The Czech Republic announced emergency measures Wednesday as the death toll from the methanol poisoning mounted, including two women aged 28 and 21. Kiosks and markets were banned from selling spirits with more than 30 percent alcohol content and police raided outlets nationwide. At 410 sites, they found 70 cases of illegal alcohol.
Prime Minister Petr Necas called on all Czechs to refrain from drinking "any alcohol whose origin is uncertain" but authorities still feared the death toll will rise further.
Little is officially known about the culprits other than that they work in the country's depressed northeast, a former heartland of industry under communism. The Moravian-Silesian region near the border with Poland has unemployment about 50 percent higher than the national average of 8.3 percent.
Of the 16 confirmed dead in the Czech Republic, eight lived in the region; two others died in neighboring Poland and one more in Slovakia.
Senior police official Vaclav Kucera said all the poisoning cases so far are likely connected and two suspects have been arrested — one in the eastern city of Zlin and another in the northeastern city of Havirov. The first two fatalities were announced Sept. 6 in Havirov.
Methanol is mainly used for industrial purposes but unscrupulous criminal networks sometimes misuse it to illegally produce cheap liquor because it's cheap and impossible to distinguish from real drinking alcohol.
Igor Dvoracek, a doctor in the eastern city of Ostrava, said autopsies might be done on about 150 people who have died in recent weeks to see if they were also victims.
The Czech Republic is world-renowned for its high-quality pilsner beer and burgeoning wine industry and is the world's biggest consumer of beer per capita. In 2011, 65 million liters of spirits were drunk in a nation of just over 10 million people.
But the methanol scandal has shone an uncomfortable light on the darker side of the alcohol industry — and the way some are struggling to deal with a recession that has blighted parts of the country far away from the wealthy tourist magnet of Prague.
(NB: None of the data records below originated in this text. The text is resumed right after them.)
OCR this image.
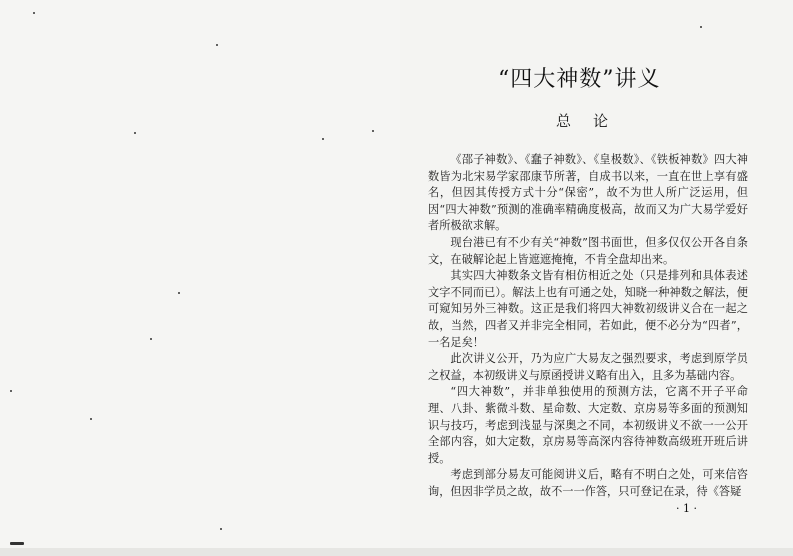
“四大神数”讲义
总论

《邵子神数》、《蠢子神数》、《皇极数》、《铁板神数》四大神数皆为北宋易学家邵康节所著，自成书以来，一直在世上享有盛名，但因其传授方式十分“保密”，故不为世人所广泛运用，但因“四大神数”预测的准确率精确度极高，故而又为广大易学爱好者所极欲求解。

现台港已有不少有关“神数”图书面世，但多仅仅公开各自条文，在破解论起上皆遮遮掩掩，不肯全盘却出来。

其实四大神数条文皆有相仿相近之处（只是排列和具体表述文字不同而已）。解法上也有可通之处，知晓一种神数之解法，便可窥知另外三神数。这正是我们将四大神数初级讲义合在一起之故，当然，四者又并非完全相同，若如此，便不必分为“四者”，一名足矣！

此次讲义公开，乃为应广大易友之强烈要求，考虑到原学员之权益，本初级讲义与原函授讲义略有出入，且多为基础内容。

“四大神数”，并非单独使用的预测方法，它离不开子平命理、八卦、紫微斗数、星命数、大定数、京房易等多面的预测知识与技巧，考虑到浅显与深奥之不同，本初级讲义不欲一一公开全部内容，如大定数，京房易等高深内容待神数高级班开班后讲授。

考虑到部分易友可能阅讲义后，略有不明白之处，可来信咨询，但因非学员之故，故不一一作答，只可登记在录，待《答疑

· 1 ·
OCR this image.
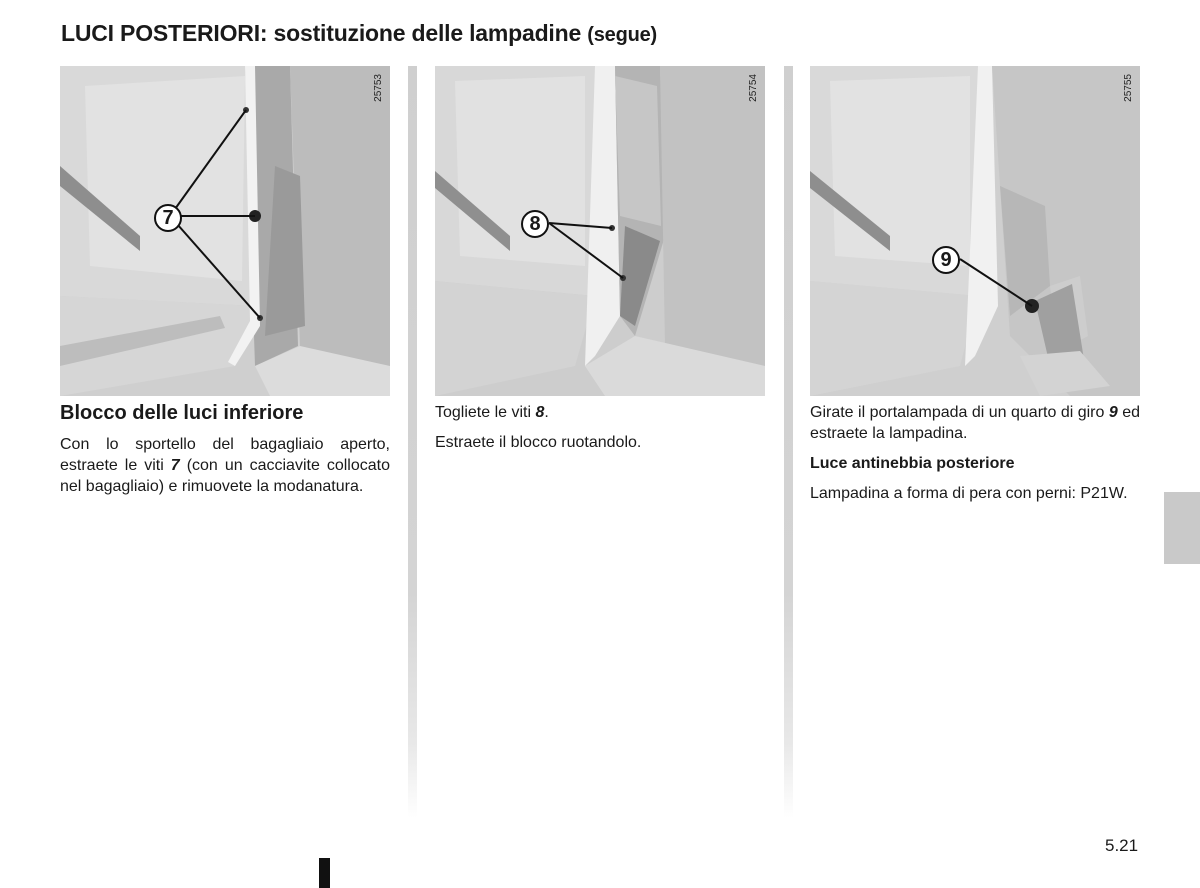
LUCI POSTERIORI: sostituzione delle lampadine (segue)
7
25753
8
25754
9
25755
Blocco delle luci inferiore

Con lo sportello del bagagliaio aperto, estraete le viti 7 (con un cacciavite collocato nel bagagliaio) e rimuovete la modanatura.

Togliete le viti 8.

Estraete il blocco ruotandolo.

Girate il portalampada di un quarto di giro 9 ed estraete la lampadina.

Luce antinebbia posteriore

Lampadina a forma di pera con perni: P21W.

5.21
The export-dependent Czech economy has been contracting since the third quarter of 2011 and only the biggest optimists see a tepid return to growth of less than one percent in 2013.
"People with the lowest income are looking for the cheapest alcohol and are ready to accept unknown origins," said Vladimir Steiner, executive director of a union of spirits producers.
He estimated that 20 percent of all the liquor in restaurants across the country is likely made on the black market.
Last year in India, a huge outbreak of methanol poisoning killed 170 people.
Despite the current tragedy, such outbreaks have been rare in Europe. In Serbia, 43 people died in 1998 from illegally-made plum brandy and a man was sentenced to 12 years in jail.